A solid uniform disk of radius 0.250 m and mass 55.0 kg rolls down an incline that makes an angle of 15 degrees with the horizontal. The disk starts from rest from the top of the ramp. Find the speed of the disk's center of mass when it reaches the bottom of the ramp(linear speed), its angular speed omega at that point and its KE rotational and KE translational energies.

Homework Equations

V(linear) = $$omega$$*R
$$\alpha$$=R*$$\omega$$²
v=R*$$\omega$$
a=R*$$\alpha$$

PE = KE_rotational + KE_{translational}

I = 1/2mr²

The Attempt at a Solution

I solved for I and got 1.72 kg * m^2 however without height or length I can't solve for the PE side inorder to get the KE.

I've seen the equation $$\alpha$$=2gsin$$\Theta$$/3R and that's the only thing I've noticed that would allow me to solve for either V or $$\omega$$ in this case.

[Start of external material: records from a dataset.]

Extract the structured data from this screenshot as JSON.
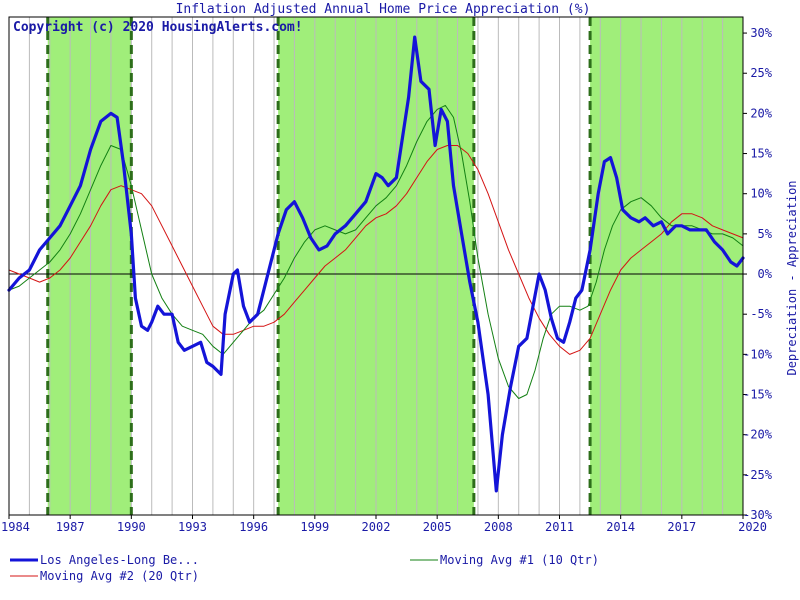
{
  "chart_data": {
    "type": "line",
    "title": "Inflation Adjusted Annual Home Price Appreciation (%)",
    "copyright": "Copyright (c) 2020 HousingAlerts.com!",
    "ylabel": "Depreciation - Appreciation",
    "xlim": [
      1984,
      2020
    ],
    "ylim": [
      -30,
      32
    ],
    "x_ticks": [
      1984,
      1987,
      1990,
      1993,
      1996,
      1999,
      2002,
      2005,
      2008,
      2011,
      2014,
      2017,
      2020
    ],
    "x_tick_labels": [
      "1984",
      "1987",
      "1990",
      "1993",
      "1996",
      "1999",
      "2002",
      "2005",
      "2008",
      "2011",
      "2014",
      "2017",
      "2020"
    ],
    "y_ticks": [
      30,
      25,
      20,
      15,
      10,
      5,
      0,
      -5,
      -10,
      -15,
      -20,
      -25,
      -30
    ],
    "y_tick_labels": [
      "30%",
      "25%",
      "20%",
      "15%",
      "10%",
      "5%",
      "0%",
      "-5%",
      "-10%",
      "-15%",
      "-20%",
      "-25%",
      "-30%"
    ],
    "green_periods": [
      [
        1985.9,
        1990.0
      ],
      [
        1997.2,
        2006.8
      ],
      [
        2012.5,
        2020.0
      ]
    ],
    "colors": {
      "shade": "#a0ee7a",
      "boundary": "#2d6e1a",
      "grid": "#bbbbbb",
      "zero_line": "#000000",
      "text": "#1a1aa6"
    },
    "legend": {
      "placement": "bottom",
      "entries": [
        "Los Angeles-Long Be...",
        "Moving Avg #1 (10 Qtr)",
        "Moving Avg #2 (20 Qtr)"
      ]
    },
    "series": [
      {
        "name": "Los Angeles-Long Be...",
        "color": "#1414d8",
        "width": 3.2,
        "points": [
          [
            1984.0,
            -2.0
          ],
          [
            1984.5,
            -0.5
          ],
          [
            1985.0,
            0.5
          ],
          [
            1985.5,
            3.0
          ],
          [
            1986.0,
            4.5
          ],
          [
            1986.5,
            6.0
          ],
          [
            1987.0,
            8.5
          ],
          [
            1987.5,
            11.0
          ],
          [
            1988.0,
            15.5
          ],
          [
            1988.5,
            19.0
          ],
          [
            1989.0,
            20.0
          ],
          [
            1989.3,
            19.5
          ],
          [
            1989.6,
            14.0
          ],
          [
            1990.0,
            5.0
          ],
          [
            1990.2,
            -3.0
          ],
          [
            1990.5,
            -6.5
          ],
          [
            1990.8,
            -7.0
          ],
          [
            1991.0,
            -6.0
          ],
          [
            1991.3,
            -4.0
          ],
          [
            1991.6,
            -5.0
          ],
          [
            1992.0,
            -5.0
          ],
          [
            1992.3,
            -8.5
          ],
          [
            1992.6,
            -9.5
          ],
          [
            1993.0,
            -9.0
          ],
          [
            1993.4,
            -8.5
          ],
          [
            1993.7,
            -11.0
          ],
          [
            1994.0,
            -11.5
          ],
          [
            1994.4,
            -12.5
          ],
          [
            1994.6,
            -5.0
          ],
          [
            1995.0,
            0.0
          ],
          [
            1995.2,
            0.5
          ],
          [
            1995.5,
            -4.0
          ],
          [
            1995.8,
            -6.0
          ],
          [
            1996.2,
            -5.0
          ],
          [
            1996.7,
            0.0
          ],
          [
            1997.2,
            5.0
          ],
          [
            1997.6,
            8.0
          ],
          [
            1998.0,
            9.0
          ],
          [
            1998.4,
            7.0
          ],
          [
            1998.8,
            4.5
          ],
          [
            1999.2,
            3.0
          ],
          [
            1999.6,
            3.5
          ],
          [
            2000.0,
            5.0
          ],
          [
            2000.5,
            6.0
          ],
          [
            2001.0,
            7.5
          ],
          [
            2001.5,
            9.0
          ],
          [
            2002.0,
            12.5
          ],
          [
            2002.3,
            12.0
          ],
          [
            2002.6,
            11.0
          ],
          [
            2003.0,
            12.0
          ],
          [
            2003.3,
            17.0
          ],
          [
            2003.6,
            22.0
          ],
          [
            2003.9,
            29.5
          ],
          [
            2004.2,
            24.0
          ],
          [
            2004.6,
            23.0
          ],
          [
            2004.9,
            16.0
          ],
          [
            2005.2,
            20.5
          ],
          [
            2005.5,
            19.0
          ],
          [
            2005.8,
            11.0
          ],
          [
            2006.2,
            5.0
          ],
          [
            2006.6,
            -1.0
          ],
          [
            2007.0,
            -6.0
          ],
          [
            2007.5,
            -15.0
          ],
          [
            2007.9,
            -27.0
          ],
          [
            2008.2,
            -20.0
          ],
          [
            2008.6,
            -14.0
          ],
          [
            2009.0,
            -9.0
          ],
          [
            2009.4,
            -8.0
          ],
          [
            2009.7,
            -4.0
          ],
          [
            2010.0,
            0.0
          ],
          [
            2010.3,
            -2.0
          ],
          [
            2010.6,
            -5.5
          ],
          [
            2010.9,
            -8.0
          ],
          [
            2011.2,
            -8.5
          ],
          [
            2011.5,
            -6.0
          ],
          [
            2011.8,
            -3.0
          ],
          [
            2012.1,
            -2.0
          ],
          [
            2012.5,
            3.0
          ],
          [
            2012.9,
            10.0
          ],
          [
            2013.2,
            14.0
          ],
          [
            2013.5,
            14.5
          ],
          [
            2013.8,
            12.0
          ],
          [
            2014.1,
            8.0
          ],
          [
            2014.5,
            7.0
          ],
          [
            2014.9,
            6.5
          ],
          [
            2015.2,
            7.0
          ],
          [
            2015.6,
            6.0
          ],
          [
            2016.0,
            6.5
          ],
          [
            2016.3,
            5.0
          ],
          [
            2016.7,
            6.0
          ],
          [
            2017.0,
            6.0
          ],
          [
            2017.4,
            5.5
          ],
          [
            2017.8,
            5.5
          ],
          [
            2018.2,
            5.5
          ],
          [
            2018.6,
            4.0
          ],
          [
            2019.0,
            3.0
          ],
          [
            2019.4,
            1.5
          ],
          [
            2019.7,
            1.0
          ],
          [
            2020.0,
            2.0
          ]
        ]
      },
      {
        "name": "Moving Avg #1 (10 Qtr)",
        "color": "#138013",
        "width": 1,
        "points": [
          [
            1984.0,
            -2.0
          ],
          [
            1984.5,
            -1.5
          ],
          [
            1985.0,
            -0.5
          ],
          [
            1985.5,
            0.5
          ],
          [
            1986.0,
            1.5
          ],
          [
            1986.5,
            3.0
          ],
          [
            1987.0,
            5.0
          ],
          [
            1987.5,
            7.5
          ],
          [
            1988.0,
            10.5
          ],
          [
            1988.5,
            13.5
          ],
          [
            1989.0,
            16.0
          ],
          [
            1989.5,
            15.5
          ],
          [
            1990.0,
            11.0
          ],
          [
            1990.5,
            5.5
          ],
          [
            1991.0,
            0.0
          ],
          [
            1991.5,
            -3.0
          ],
          [
            1992.0,
            -5.0
          ],
          [
            1992.5,
            -6.5
          ],
          [
            1993.0,
            -7.0
          ],
          [
            1993.5,
            -7.5
          ],
          [
            1994.0,
            -9.0
          ],
          [
            1994.5,
            -10.0
          ],
          [
            1995.0,
            -8.5
          ],
          [
            1995.5,
            -7.0
          ],
          [
            1996.0,
            -5.5
          ],
          [
            1996.5,
            -4.5
          ],
          [
            1997.0,
            -2.5
          ],
          [
            1997.5,
            -0.5
          ],
          [
            1998.0,
            2.0
          ],
          [
            1998.5,
            4.0
          ],
          [
            1999.0,
            5.5
          ],
          [
            1999.5,
            6.0
          ],
          [
            2000.0,
            5.5
          ],
          [
            2000.5,
            5.0
          ],
          [
            2001.0,
            5.5
          ],
          [
            2001.5,
            7.0
          ],
          [
            2002.0,
            8.5
          ],
          [
            2002.5,
            9.5
          ],
          [
            2003.0,
            11.0
          ],
          [
            2003.5,
            13.5
          ],
          [
            2004.0,
            16.5
          ],
          [
            2004.5,
            19.0
          ],
          [
            2005.0,
            20.5
          ],
          [
            2005.4,
            21.0
          ],
          [
            2005.8,
            19.5
          ],
          [
            2006.2,
            15.0
          ],
          [
            2006.6,
            9.0
          ],
          [
            2007.0,
            2.0
          ],
          [
            2007.5,
            -5.0
          ],
          [
            2008.0,
            -10.5
          ],
          [
            2008.5,
            -14.0
          ],
          [
            2009.0,
            -15.5
          ],
          [
            2009.4,
            -15.0
          ],
          [
            2009.8,
            -12.0
          ],
          [
            2010.2,
            -8.0
          ],
          [
            2010.6,
            -5.0
          ],
          [
            2011.0,
            -4.0
          ],
          [
            2011.5,
            -4.0
          ],
          [
            2012.0,
            -4.5
          ],
          [
            2012.4,
            -4.0
          ],
          [
            2012.8,
            -1.0
          ],
          [
            2013.2,
            3.0
          ],
          [
            2013.6,
            6.0
          ],
          [
            2014.0,
            8.0
          ],
          [
            2014.5,
            9.0
          ],
          [
            2015.0,
            9.5
          ],
          [
            2015.5,
            8.5
          ],
          [
            2016.0,
            7.0
          ],
          [
            2016.5,
            6.0
          ],
          [
            2017.0,
            6.0
          ],
          [
            2017.5,
            6.0
          ],
          [
            2018.0,
            5.5
          ],
          [
            2018.5,
            5.0
          ],
          [
            2019.0,
            5.0
          ],
          [
            2019.5,
            4.5
          ],
          [
            2020.0,
            3.5
          ]
        ]
      },
      {
        "name": "Moving Avg #2 (20 Qtr)",
        "color": "#d41414",
        "width": 1,
        "points": [
          [
            1984.0,
            0.5
          ],
          [
            1984.5,
            0.0
          ],
          [
            1985.0,
            -0.5
          ],
          [
            1985.5,
            -1.0
          ],
          [
            1986.0,
            -0.5
          ],
          [
            1986.5,
            0.5
          ],
          [
            1987.0,
            2.0
          ],
          [
            1987.5,
            4.0
          ],
          [
            1988.0,
            6.0
          ],
          [
            1988.5,
            8.5
          ],
          [
            1989.0,
            10.5
          ],
          [
            1989.5,
            11.0
          ],
          [
            1990.0,
            10.5
          ],
          [
            1990.5,
            10.0
          ],
          [
            1991.0,
            8.5
          ],
          [
            1991.5,
            6.0
          ],
          [
            1992.0,
            3.5
          ],
          [
            1992.5,
            1.0
          ],
          [
            1993.0,
            -1.5
          ],
          [
            1993.5,
            -4.0
          ],
          [
            1994.0,
            -6.5
          ],
          [
            1994.5,
            -7.5
          ],
          [
            1995.0,
            -7.5
          ],
          [
            1995.5,
            -7.0
          ],
          [
            1996.0,
            -6.5
          ],
          [
            1996.5,
            -6.5
          ],
          [
            1997.0,
            -6.0
          ],
          [
            1997.5,
            -5.0
          ],
          [
            1998.0,
            -3.5
          ],
          [
            1998.5,
            -2.0
          ],
          [
            1999.0,
            -0.5
          ],
          [
            1999.5,
            1.0
          ],
          [
            2000.0,
            2.0
          ],
          [
            2000.5,
            3.0
          ],
          [
            2001.0,
            4.5
          ],
          [
            2001.5,
            6.0
          ],
          [
            2002.0,
            7.0
          ],
          [
            2002.5,
            7.5
          ],
          [
            2003.0,
            8.5
          ],
          [
            2003.5,
            10.0
          ],
          [
            2004.0,
            12.0
          ],
          [
            2004.5,
            14.0
          ],
          [
            2005.0,
            15.5
          ],
          [
            2005.5,
            16.0
          ],
          [
            2006.0,
            16.0
          ],
          [
            2006.5,
            15.0
          ],
          [
            2007.0,
            13.0
          ],
          [
            2007.5,
            10.0
          ],
          [
            2008.0,
            6.5
          ],
          [
            2008.5,
            3.0
          ],
          [
            2009.0,
            0.0
          ],
          [
            2009.5,
            -3.0
          ],
          [
            2010.0,
            -5.5
          ],
          [
            2010.5,
            -7.5
          ],
          [
            2011.0,
            -9.0
          ],
          [
            2011.5,
            -10.0
          ],
          [
            2012.0,
            -9.5
          ],
          [
            2012.5,
            -8.0
          ],
          [
            2013.0,
            -5.0
          ],
          [
            2013.5,
            -2.0
          ],
          [
            2014.0,
            0.5
          ],
          [
            2014.5,
            2.0
          ],
          [
            2015.0,
            3.0
          ],
          [
            2015.5,
            4.0
          ],
          [
            2016.0,
            5.0
          ],
          [
            2016.5,
            6.5
          ],
          [
            2017.0,
            7.5
          ],
          [
            2017.5,
            7.5
          ],
          [
            2018.0,
            7.0
          ],
          [
            2018.5,
            6.0
          ],
          [
            2019.0,
            5.5
          ],
          [
            2019.5,
            5.0
          ],
          [
            2020.0,
            4.5
          ]
        ]
      }
    ]
  }
}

Am I missing something here, some equation which relates another way to this problem?

 

[nopistons93]

ok so deriving the formula a = g*sin(theta)/1.5 , I found out that a = 1.69 m/s^2

since alpha = a/r , I found alpha to be 6.76 m/s^2.

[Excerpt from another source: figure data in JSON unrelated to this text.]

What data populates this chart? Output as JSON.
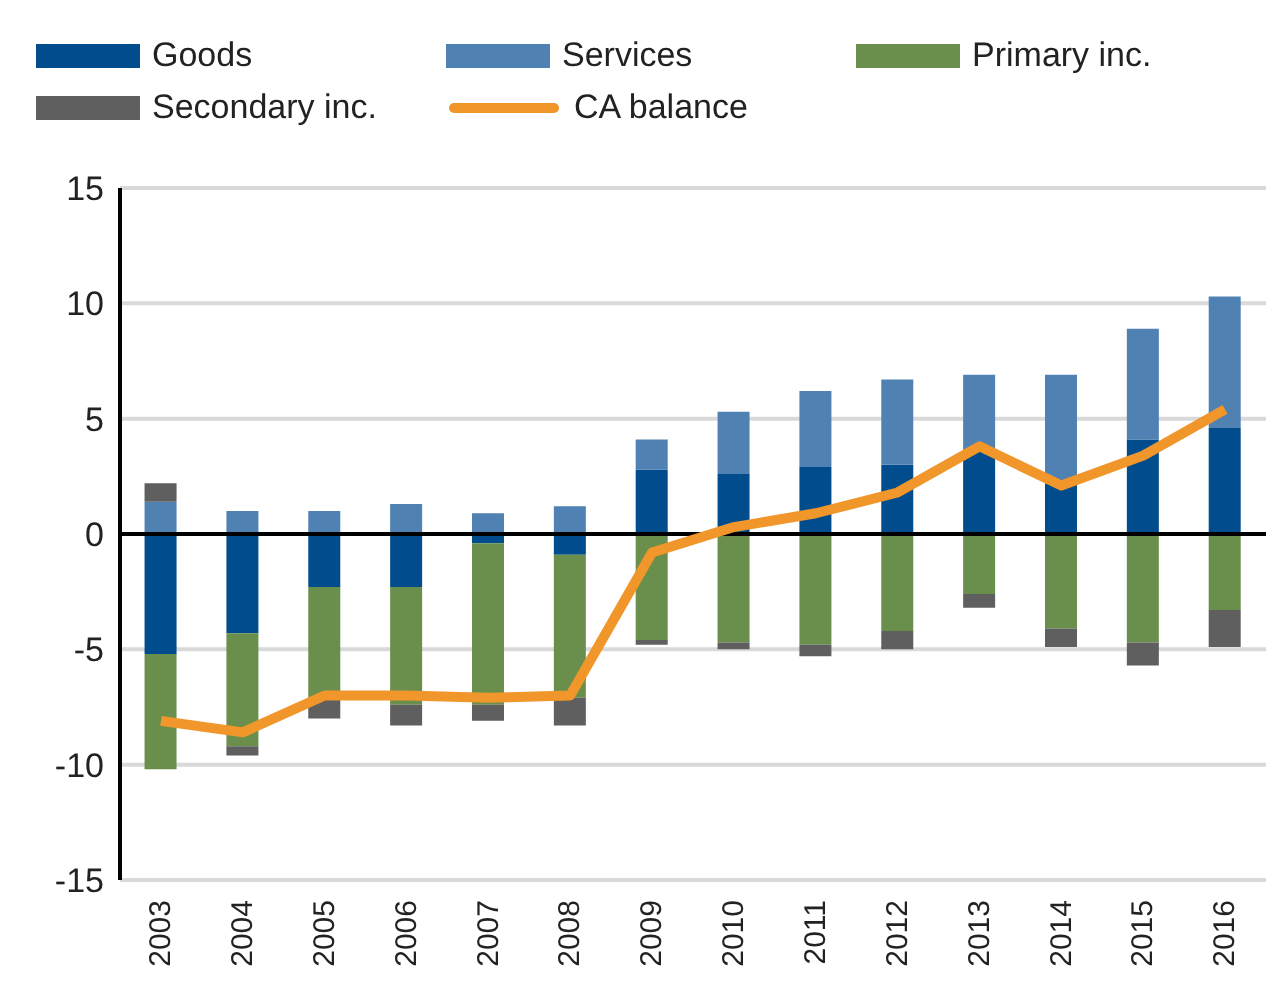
{
  "chart_data": {
    "type": "bar",
    "stacked": true,
    "categories": [
      "2003",
      "2004",
      "2005",
      "2006",
      "2007",
      "2008",
      "2009",
      "2010",
      "2011",
      "2012",
      "2013",
      "2014",
      "2015",
      "2016"
    ],
    "series": [
      {
        "name": "Goods",
        "color": "#004c8c",
        "values": [
          -5.2,
          -4.3,
          -2.3,
          -2.3,
          -0.4,
          -0.9,
          2.8,
          2.6,
          2.9,
          3.0,
          3.6,
          2.2,
          4.1,
          4.6
        ]
      },
      {
        "name": "Services",
        "color": "#4f81b3",
        "values": [
          1.4,
          1.0,
          1.0,
          1.3,
          0.9,
          1.2,
          1.3,
          2.7,
          3.3,
          3.7,
          3.3,
          4.7,
          4.8,
          5.7
        ]
      },
      {
        "name": "Primary inc.",
        "color": "#6a8f4c",
        "values": [
          -5.0,
          -4.9,
          -4.8,
          -5.1,
          -7.0,
          -6.2,
          -4.6,
          -4.7,
          -4.8,
          -4.2,
          -2.6,
          -4.1,
          -4.7,
          -3.3
        ]
      },
      {
        "name": "Secondary inc.",
        "color": "#5f5f5f",
        "values": [
          0.8,
          -0.4,
          -0.9,
          -0.9,
          -0.7,
          -1.2,
          -0.2,
          -0.3,
          -0.5,
          -0.8,
          -0.6,
          -0.8,
          -1.0,
          -1.6
        ]
      },
      {
        "name": "CA balance",
        "type": "line",
        "color": "#f0962a",
        "values": [
          -8.1,
          -8.6,
          -7.0,
          -7.0,
          -7.1,
          -7.0,
          -0.8,
          0.3,
          0.9,
          1.8,
          3.8,
          2.1,
          3.4,
          5.4
        ]
      }
    ],
    "ylim": [
      -15,
      15
    ],
    "yticks": [
      -15,
      -10,
      -5,
      0,
      5,
      10,
      15
    ],
    "grid": "y",
    "legend": "top",
    "marker": "none",
    "ref_lines": [
      {
        "axis": "y",
        "value": 0,
        "color": "#000000"
      }
    ]
  }
}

since alpha=r*omega^s , i found omega to be 5.20 m/s again.

Solving for v from (v=r*omega), I found v equal to 1.30 m/s

i then plugged these numbers into the KE formulas to solve for them. Does that sound right?

 

[cryptoguy]

I've seen the equation $$\alpha$$=2gsin$$\Theta$$/3R and that's the only thing I've noticed that would allow me to solve for either V or $$\omega$$ in this case. Am I missing something here, some equation which relates another way to this problem?

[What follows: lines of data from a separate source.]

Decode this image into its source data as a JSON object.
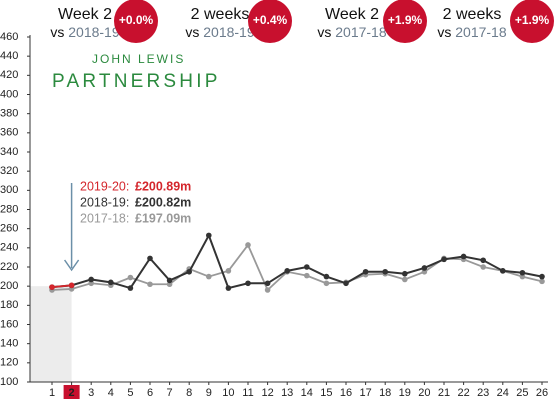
{
  "header": {
    "stats": [
      {
        "title": "Week 2",
        "vs": "vs",
        "period": "2018-19",
        "change": "+0.0%"
      },
      {
        "title": "2 weeks",
        "vs": "vs",
        "period": "2018-19",
        "change": "+0.4%"
      },
      {
        "title": "Week 2",
        "vs": "vs",
        "period": "2017-18",
        "change": "+1.9%"
      },
      {
        "title": "2 weeks",
        "vs": "vs",
        "period": "2017-18",
        "change": "+1.9%"
      }
    ]
  },
  "logo": {
    "line1": "JOHN LEWIS",
    "line2": "PARTNERSHIP"
  },
  "chart_data": {
    "type": "line",
    "categories": [
      "1",
      "2",
      "3",
      "4",
      "5",
      "6",
      "7",
      "8",
      "9",
      "10",
      "11",
      "12",
      "13",
      "14",
      "15",
      "16",
      "17",
      "18",
      "19",
      "20",
      "21",
      "22",
      "23",
      "24",
      "25",
      "26"
    ],
    "highlight_category": 1,
    "series": [
      {
        "name": "2019-20:",
        "total_label": "£200.89m",
        "color": "#d4262c",
        "values": [
          199,
          200.89,
          null,
          null,
          null,
          null,
          null,
          null,
          null,
          null,
          null,
          null,
          null,
          null,
          null,
          null,
          null,
          null,
          null,
          null,
          null,
          null,
          null,
          null,
          null,
          null
        ]
      },
      {
        "name": "2018-19:",
        "total_label": "£200.82m",
        "color": "#333333",
        "values": [
          199,
          200.82,
          207,
          204,
          198,
          229,
          206,
          215,
          253,
          198,
          203,
          203,
          216,
          220,
          210,
          203,
          215,
          215,
          213,
          219,
          228,
          231,
          227,
          216,
          214,
          210
        ]
      },
      {
        "name": "2017-18:",
        "total_label": "£197.09m",
        "color": "#999999",
        "values": [
          196,
          197.09,
          203,
          201,
          209,
          202,
          202,
          218,
          210,
          216,
          243,
          196,
          215,
          211,
          203,
          204,
          212,
          213,
          207,
          215,
          229,
          228,
          220,
          216,
          210,
          205
        ]
      }
    ],
    "ylim": [
      100,
      460
    ],
    "yticks": [
      100,
      120,
      140,
      160,
      180,
      200,
      220,
      240,
      260,
      280,
      300,
      320,
      340,
      360,
      380,
      400,
      420,
      440,
      460
    ],
    "grid": false
  }
}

This equations is actually easily derived. Just start working out the problem assuming you do have h (height), use PE = KE. You will end up with $$Vcm^2 = \frac{4gh}{3}$$. You then need to remember the equation $$V^2 = Vi^2 + 2ad$$. Since Vi = 0, you will be able to plug in that equation for V^2 and get the equation you mentioned (noticed that h (height) cancels out, so it is not needed)

 

[nopistons93]

im not understanding whre the Vcm^2 = 4gh/3 is coming from though..

 

[cryptoguy]

all right well you start out with mgh = 1/2 I(omega)^2 + 1/2 1/2 mv^2. I = 1/2mr^2 as you said. omega = v/r. After a little algebra you should arrive at Vcm^2 = 4gh/3

 

[nopistons93]

ok exactly what I was looking for there man. thank you very much\

 

[nopistons93]

hey crypto,

im at the point..

2*a*d*sin(theta)=4gh/3

that reduces to a = 2g/3sin(theta) for some reason..

 

[cryptoguy]

that's right, it's pretty much the same equation as you wrote, divide both sides by r (radius), and you will get $$\alpha = \frac{2gsin(\theta)}{3R}$$

 

[nopistons93]

well my equation yields 25.42 while the correct one yields 1.69

 

[cryptoguy]

you mean for a (acceleration)? didn't you get 1.69 a couple posts back?

 

[nopistons93]

Yes, just putting radius in the formula gives you alpha. I do understand I think I'm just writing down my algebra wrong.